I was at the stereo store today and was amazed to find that I could buy a middle range receiver or mid-range speakers for approximaterly the same price that I had in the early eighties-which means they have actually dropped in price over that time period. With an average inflation rate of just 2-3% they should have doubled in the last 25 years. While Pat Buchannon has some good ideas, in some areas, if you look in the dictionary under xenophobe you'll see Pat's photo. American know-how and can-do is still keeping us on top; our productivity continues to lead the world. Also, Americans lead the world in number of hours worked-not because they have to, but because they want to. What other country comes close to us in per-capita boat ownership? It's us and everyone else is second. I'll bet anyone who cares to that US productivity will lead the world 5 years from now and 10 years, 15 years, pick your time frame.

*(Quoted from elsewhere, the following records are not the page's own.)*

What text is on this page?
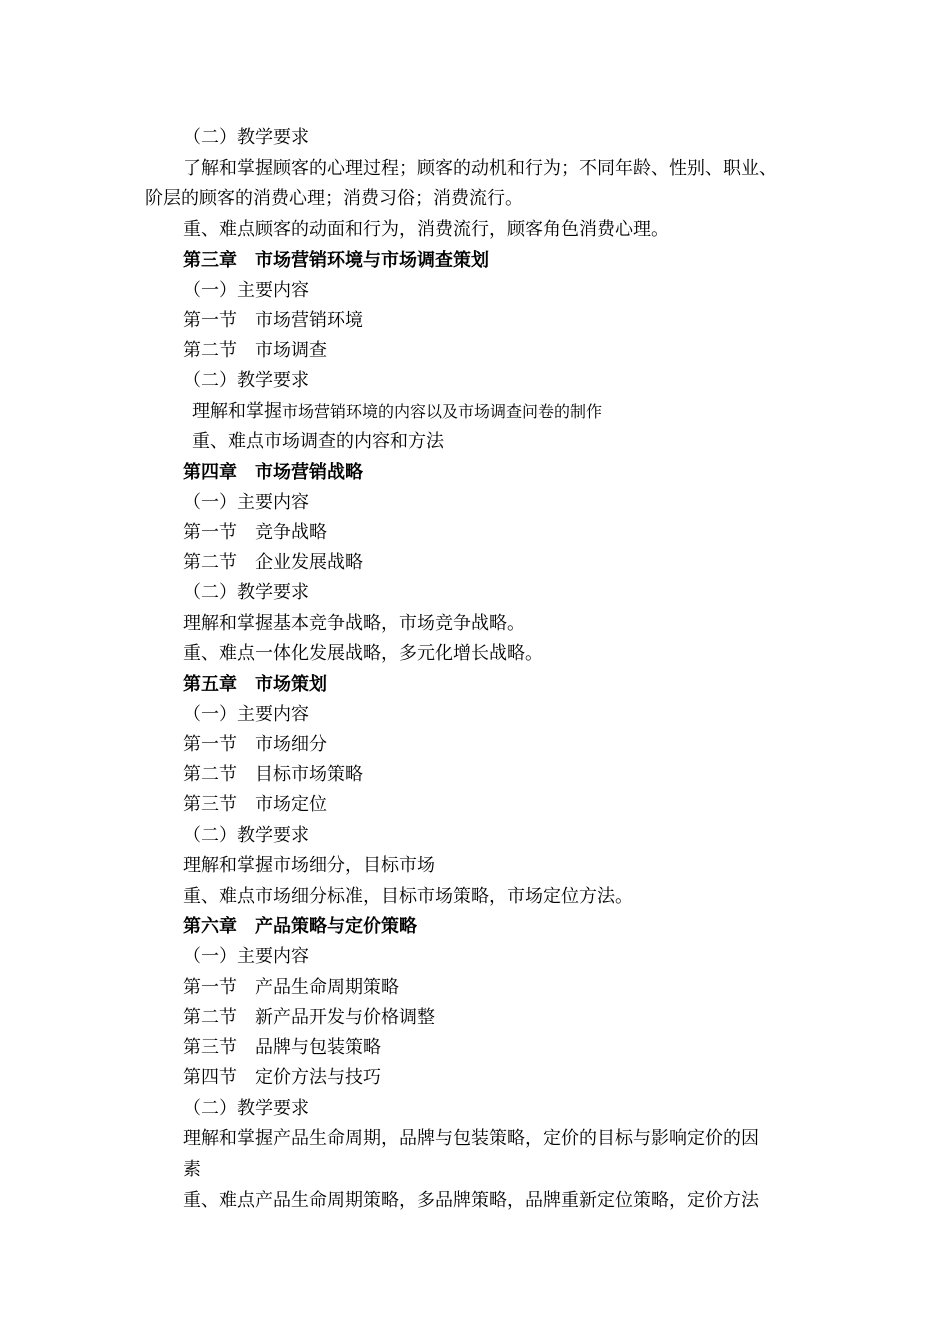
（二）教学要求
了解和掌握顾客的心理过程；顾客的动机和行为；不同年龄、性别、职业、
阶层的顾客的消费心理；消费习俗；消费流行。
重、难点顾客的动面和行为，消费流行，顾客角色消费心理。
第三章 市场营销环境与市场调查策划
（一）主要内容
第一节 市场营销环境
第二节 市场调查
（二）教学要求
理解和掌握市场营销环境的内容以及市场调查问卷的制作
重、难点市场调查的内容和方法
第四章 市场营销战略
（一）主要内容
第一节 竞争战略
第二节 企业发展战略
（二）教学要求
理解和掌握基本竞争战略，市场竞争战略。
重、难点一体化发展战略，多元化增长战略。
第五章 市场策划
（一）主要内容
第一节 市场细分
第二节 目标市场策略
第三节 市场定位
（二）教学要求
理解和掌握市场细分，目标市场
重、难点市场细分标准，目标市场策略，市场定位方法。
第六章 产品策略与定价策略
（一）主要内容
第一节 产品生命周期策略
第二节 新产品开发与价格调整
第三节 品牌与包装策略
第四节 定价方法与技巧
（二）教学要求
理解和掌握产品生命周期，品牌与包装策略，定价的目标与影响定价的因
素
重、难点产品生命周期策略，多品牌策略，品牌重新定位策略，定价方法
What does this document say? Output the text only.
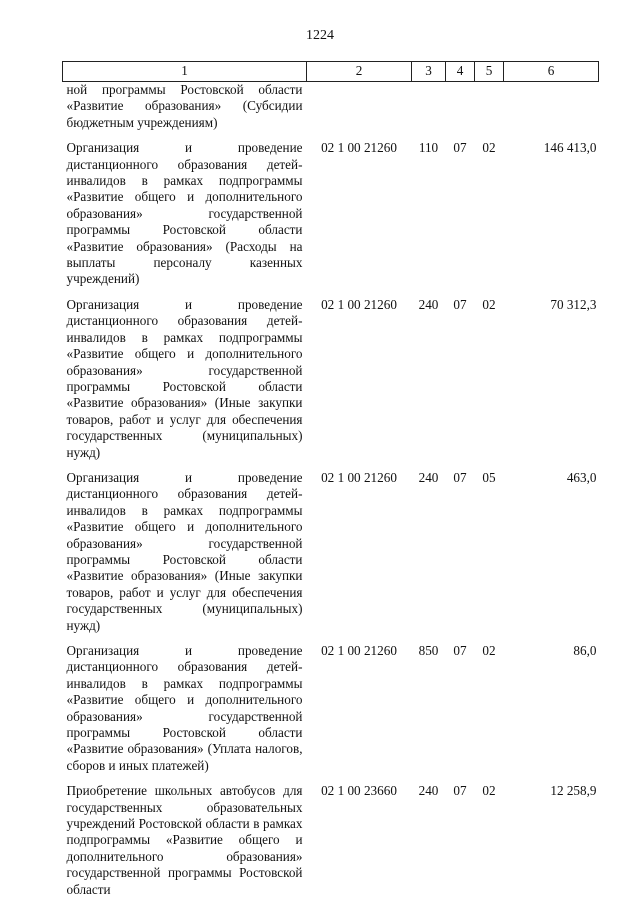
1224
1	2	3	4	5	6
ной программы Ростовской области «Развитие образования» (Субсидии бюджетным учреждениям)					
Организация и проведение дистанционного образования детей-инвалидов в рамках подпрограммы «Развитие общего и дополнительного образования» государственной программы Ростовской области «Развитие образования» (Расходы на выплаты персоналу казенных учреждений)	02 1 00 21260	110	07	02	146 413,0
Организация и проведение дистанционного образования детей-инвалидов в рамках подпрограммы «Развитие общего и дополнительного образования» государственной программы Ростовской области «Развитие образования» (Иные закупки товаров, работ и услуг для обеспечения государственных (муниципальных) нужд)	02 1 00 21260	240	07	02	70 312,3
Организация и проведение дистанционного образования детей-инвалидов в рамках подпрограммы «Развитие общего и дополнительного образования» государственной программы Ростовской области «Развитие образования» (Иные закупки товаров, работ и услуг для обеспечения государственных (муниципальных) нужд)	02 1 00 21260	240	07	05	463,0
Организация и проведение дистанционного образования детей-инвалидов в рамках подпрограммы «Развитие общего и дополнительного образования» государственной программы Ростовской области «Развитие образования» (Уплата налогов, сборов и иных платежей)	02 1 00 21260	850	07	02	86,0
Приобретение школьных автобусов для государственных образовательных учреждений Ростовской области в рамках подпрограммы «Развитие общего и дополнительного образования» государственной программы Ростовской области	02 1 00 23660	240	07	02	12 258,9
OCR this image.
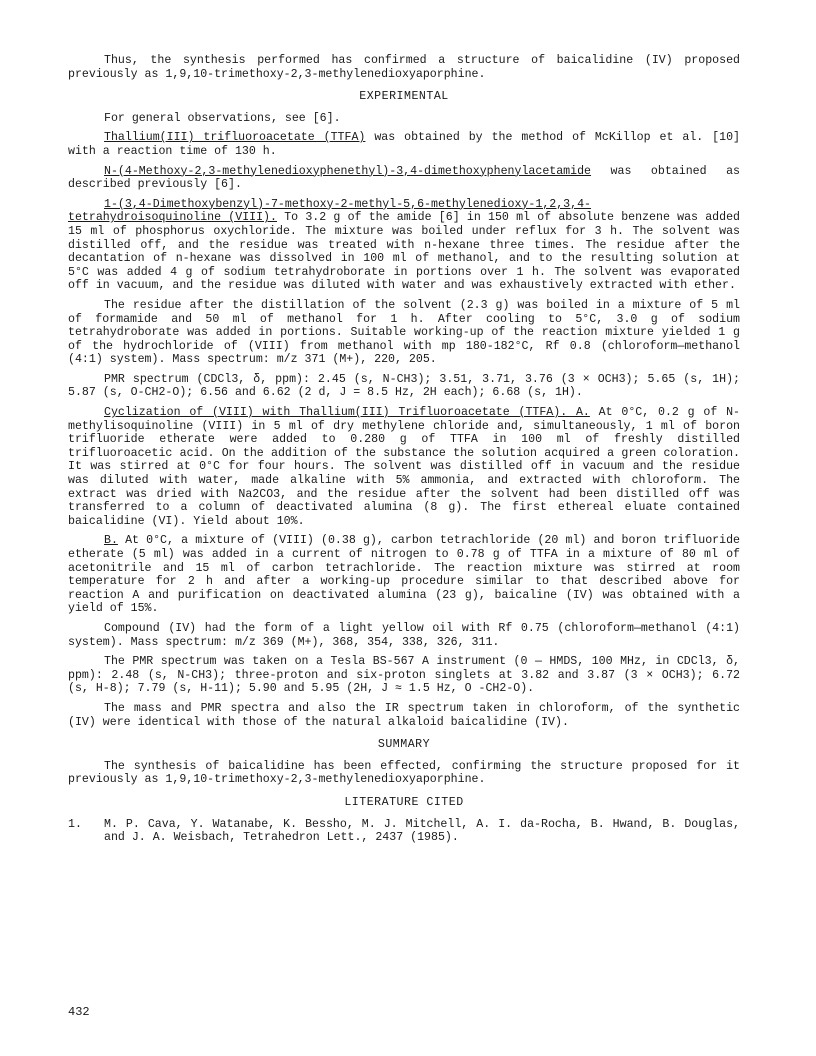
Thus, the synthesis performed has confirmed a structure of baicalidine (IV) proposed previously as 1,9,10-trimethoxy-2,3-methylenedioxyaporphine.

EXPERIMENTAL

For general observations, see [6].

Thallium(III) trifluoroacetate (TTFA) was obtained by the method of McKillop et al. [10] with a reaction time of 130 h.

N-(4-Methoxy-2,3-methylenedioxyphenethyl)-3,4-dimethoxyphenylacetamide was obtained as described previously [6].

1-(3,4-Dimethoxybenzyl)-7-methoxy-2-methyl-5,6-methylenedioxy-1,2,3,4-tetrahydroisoquinoline (VIII). To 3.2 g of the amide [6] in 150 ml of absolute benzene was added 15 ml of phosphorus oxychloride. The mixture was boiled under reflux for 3 h. The solvent was distilled off, and the residue was treated with n-hexane three times. The residue after the decantation of n-hexane was dissolved in 100 ml of methanol, and to the resulting solution at 5°C was added 4 g of sodium tetrahydroborate in portions over 1 h. The solvent was evaporated off in vacuum, and the residue was diluted with water and was exhaustively extracted with ether.

The residue after the distillation of the solvent (2.3 g) was boiled in a mixture of 5 ml of formamide and 50 ml of methanol for 1 h. After cooling to 5°C, 3.0 g of sodium tetrahydroborate was added in portions. Suitable working-up of the reaction mixture yielded 1 g of the hydrochloride of (VIII) from methanol with mp 180-182°C, Rf 0.8 (chloroform—methanol (4:1) system). Mass spectrum: m/z 371 (M+), 220, 205.

PMR spectrum (CDCl3, δ, ppm): 2.45 (s, N-CH3); 3.51, 3.71, 3.76 (3 × OCH3); 5.65 (s, 1H); 5.87 (s, O-CH2-O); 6.56 and 6.62 (2 d, J = 8.5 Hz, 2H each); 6.68 (s, 1H).

Cyclization of (VIII) with Thallium(III) Trifluoroacetate (TTFA). A. At 0°C, 0.2 g of N-methylisoquinoline (VIII) in 5 ml of dry methylene chloride and, simultaneously, 1 ml of boron trifluoride etherate were added to 0.280 g of TTFA in 100 ml of freshly distilled trifluoroacetic acid. On the addition of the substance the solution acquired a green coloration. It was stirred at 0°C for four hours. The solvent was distilled off in vacuum and the residue was diluted with water, made alkaline with 5% ammonia, and extracted with chloroform. The extract was dried with Na2CO3, and the residue after the solvent had been distilled off was transferred to a column of deactivated alumina (8 g). The first ethereal eluate contained baicalidine (VI). Yield about 10%.

B. At 0°C, a mixture of (VIII) (0.38 g), carbon tetrachloride (20 ml) and boron trifluoride etherate (5 ml) was added in a current of nitrogen to 0.78 g of TTFA in a mixture of 80 ml of acetonitrile and 15 ml of carbon tetrachloride. The reaction mixture was stirred at room temperature for 2 h and after a working-up procedure similar to that described above for reaction A and purification on deactivated alumina (23 g), baicaline (IV) was obtained with a yield of 15%.

Compound (IV) had the form of a light yellow oil with Rf 0.75 (chloroform—methanol (4:1) system). Mass spectrum: m/z 369 (M+), 368, 354, 338, 326, 311.

The PMR spectrum was taken on a Tesla BS-567 A instrument (0 — HMDS, 100 MHz, in CDCl3, δ, ppm): 2.48 (s, N-CH3); three-proton and six-proton singlets at 3.82 and 3.87 (3 × OCH3); 6.72 (s, H-8); 7.79 (s, H-11); 5.90 and 5.95 (2H, J ≈ 1.5 Hz, O -CH2-O).

The mass and PMR spectra and also the IR spectrum taken in chloroform, of the synthetic (IV) were identical with those of the natural alkaloid baicalidine (IV).

SUMMARY

The synthesis of baicalidine has been effected, confirming the structure proposed for it previously as 1,9,10-trimethoxy-2,3-methylenedioxyaporphine.

LITERATURE CITED
1.	M. P. Cava, Y. Watanabe, K. Bessho, M. J. Mitchell, A. I. da-Rocha, B. Hwand, B. Douglas, and J. A. Weisbach, Tetrahedron Lett., 2437 (1985).
432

The same people who were worried about our unproven troops and weapons going up against the 5th largest standing army in the world, a battle hardened army with proven Soviet supplied technology, in the form of Iraq in the Persian Gulf war, are now worried about Chinese submarines. Their tears of anxiety had not even dried by the time Stormin' Norman had the whole group wrapped up or running for home. The US Navy is far and away the most dominant maritime force ever assembled. The Royal Navy, in it's heyday, cannot rival the force globally projected today by our fleet. The dominant position is such that no adversarial nation is even attempting to build a fleet to challenge American seapower. The last nation to try has it's efforts rusting at the docks of Murmansk and Vladivostok.
Rest easy pollyanna, the US economy (and the US Navy) are in better shape than at any time since WWII.